The graphical demos use
Magnum
(and its dependency
Corrade)
for the graphics and UI abstraction with the
SDL2 implementation. Magnum and
Corrade are built as part of this project through git submodules. Make sure to
include them in the checkout via
git clone --recurse-submodules <this repo's URL>
. SDL2 needs to be supplied by
the user and can be installed with common package managers on most systems, or
built from source. If you install SDL2 from source in a non-default location,
pass it into the CMake configuration with -DSDL2_ROOT=<path>
. It is possible
to build the project without the graphical demos using -DENABLE_GRAPHICS=OFF
if SDL2 cannot be provided - see the Building section below.
Although the code should compile with any SYCL implementation, the CMake configuration assumes the DPC++ compiler driver CLI for compilation flags setup. Both the Intel DPC++ release and the open source version are compatible.

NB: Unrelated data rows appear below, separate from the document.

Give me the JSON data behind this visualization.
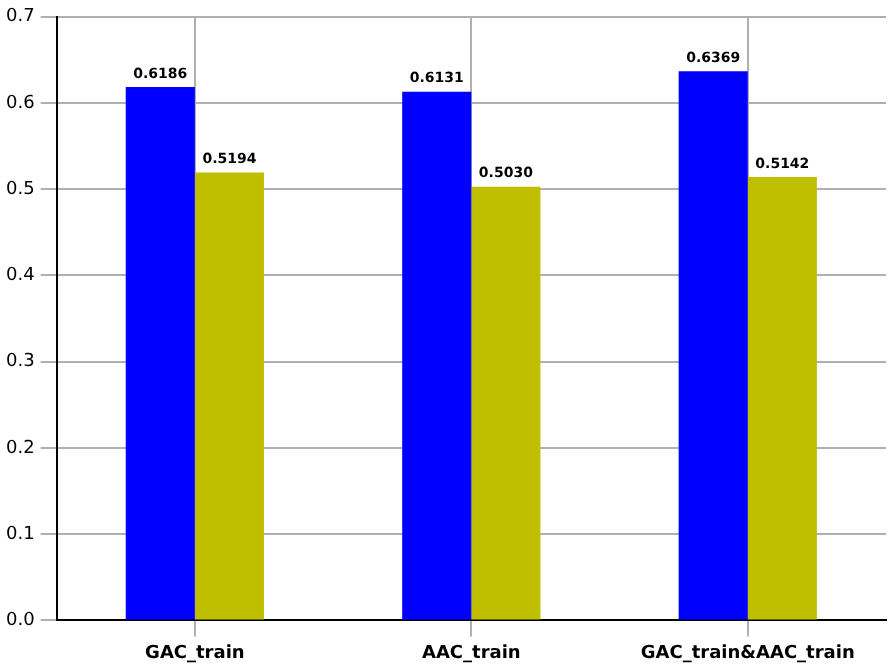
{
  "chart_data": {
    "type": "bar",
    "categories": [
      "GAC_train",
      "AAC_train",
      "GAC_train&AAC_train"
    ],
    "series": [
      {
        "color": "#0000ff",
        "values": [
          0.6186,
          0.6131,
          0.6369
        ],
        "value_labels": [
          "0.6186",
          "0.6131",
          "0.6369"
        ]
      },
      {
        "color": "#bfbf00",
        "values": [
          0.5194,
          0.503,
          0.5142
        ],
        "value_labels": [
          "0.5194",
          "0.5030",
          "0.5142"
        ]
      }
    ],
    "ylim": [
      0,
      0.7
    ],
    "yticks": [
      {
        "value": 0,
        "label": "0.0"
      },
      {
        "value": 0.1,
        "label": "0.1"
      },
      {
        "value": 0.2,
        "label": "0.2"
      },
      {
        "value": 0.3,
        "label": "0.3"
      },
      {
        "value": 0.4,
        "label": "0.4"
      },
      {
        "value": 0.5,
        "label": "0.5"
      },
      {
        "value": 0.6,
        "label": "0.6"
      },
      {
        "value": 0.7,
        "label": "0.7"
      }
    ],
    "grid": true,
    "legend": false
  }
}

The project uses a standard CMake build configuration system. Ensure the SYCL
compiler is used by the configuration either by setting the
environment variable CXX=<compiler>
or passing the configuration flag
-DCMAKE_CXX_COMPILER=<compiler>
where <compiler>
is your SYCL compiler's
executable (for example Intel icpx
or LLVM clang++
).
To check out the repository and build the examples, use simply:
git clone --recurse-submodules <this repo's URL>
cd SYCL-samples
mkdir build && cd build
cmake .. -DCMAKE_CXX_COMPILER=<compiler>
cmake --build .
The CMake configuration automatically detects the available SYCL backends and
enables the SPIR/CUDA/HIP targets for the device code, including the
corresponding architecture flags. If desired, these auto-configured options may
be overridden with -D<OPTION>=<VALUE>
with the following options:
<OPTION> |
<VALUE> |
---|---|
ENABLE_SPIR |
ON or OFF |
ENABLE_CUDA |
ON or OFF |
ENABLE_HIP |
ON or OFF |
CUDA_COMPUTE_CAPABILITY |
Integer, e.g. 70 meaning capability 7.0 (arch sm_70 ) |
HIP_GFX_ARCH |
String, e.g. gfx1030 |
It is possible to build only the non-graphical demos by adding the option
-DENABLE_GRAPHICS=OFF
to the CMake configuration command. In this case
building of the Magnum library will be skipped and the SDL2 library is not
required as dependency. The option --recurse-submodules
can also be skipped
during the checkout when building only the non-graphical demos.